Multiple time points
Inherent to all LCMs is information over time. New methods are needed to consider the use of data with high temporal frequency in LCMs (de Beurs and Henebry, 2005). While the availability of temporal data from coarse-resolution imagery (i.e., > 100 m resolution) has been common for a couple decades, the availability of high-frequency data with finer resolutions (i.e., <50 m resolution) is a recent occurrence. A challenge for other data sources, such as field surveys and censuses, is how to sustain consistent collection efforts over the long term to create time-series data that could be more useful for LCMs.
An Abundance of New Data Sources
The growth of new data sources from satellites, aircraft, ground sensors, and “citizen science” presents new opportunities to measure and characterize land systems. The massive increase in data-gathering methods and data sets has not been matched by parallel increases in approaches for turning raw geographic data into more meaningful information about land systems or inputs to LCMs. The
increase in information that describes and measures land systems requires expertise in inference and knowledge of the local systems in order to make effective use of it. In other words, new skills are required to synthesize and qualify data from multiple sources and disciplines. Furthermore, measurements from different agencies, sensors, and researchers may share the same or similar categories but under significantly different conditions and assumptions (i.e., the semantics are different)—a common problem in integrating land classes undertaken by different research programs. Therefore, LCMs cannot simply integrate these data into a single database; land change scientists must identify robust approaches to translate the raw observations into meaningful information (Di Gregorio, 2005).

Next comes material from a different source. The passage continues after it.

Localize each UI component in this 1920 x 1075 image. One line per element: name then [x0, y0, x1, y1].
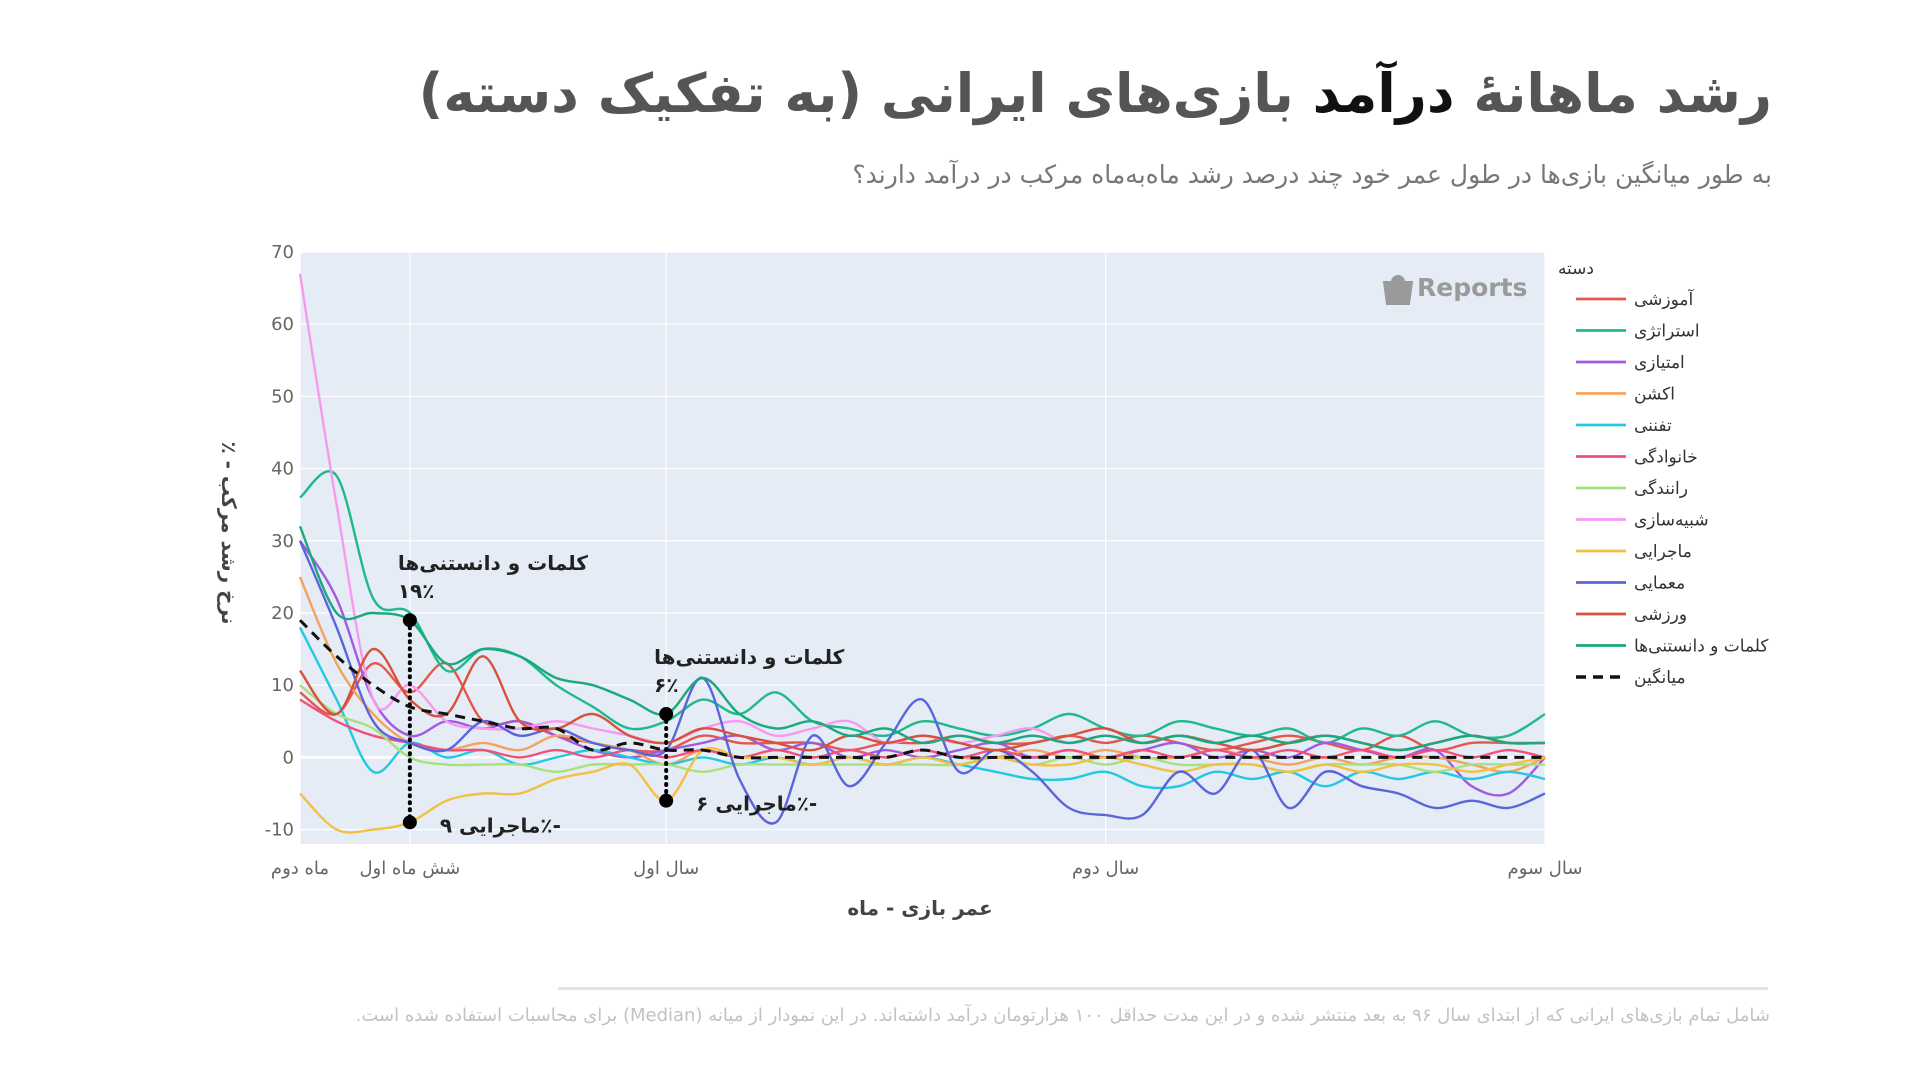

Land change models have been and continue to be critical to a large range of uses and users in science and practice. Indeed, the demands on LCMs continue to increase in terms of product outcomes and uses. These demands confront a series of problems, the broad outline of which has been noted. Input to inform the opportunities identified in this report was gathered at committee meetings and a workshop, through the committee’s own expertise, and through a questionnaire distributed electronically to a variety of individuals and groups working on LCMs (see Appendix A for a full list of contributors). The workshop included national and international experts in land-climate interactions, water quantity and quality, food-fiber, energy, ecosystem services, and urbanization. In Chapter 2 we describe and compare approaches to LCM and suggest guidance for their appropriate application. In Chapter 3 we suggest ways to improve LCMs and outline several forward-looking issues.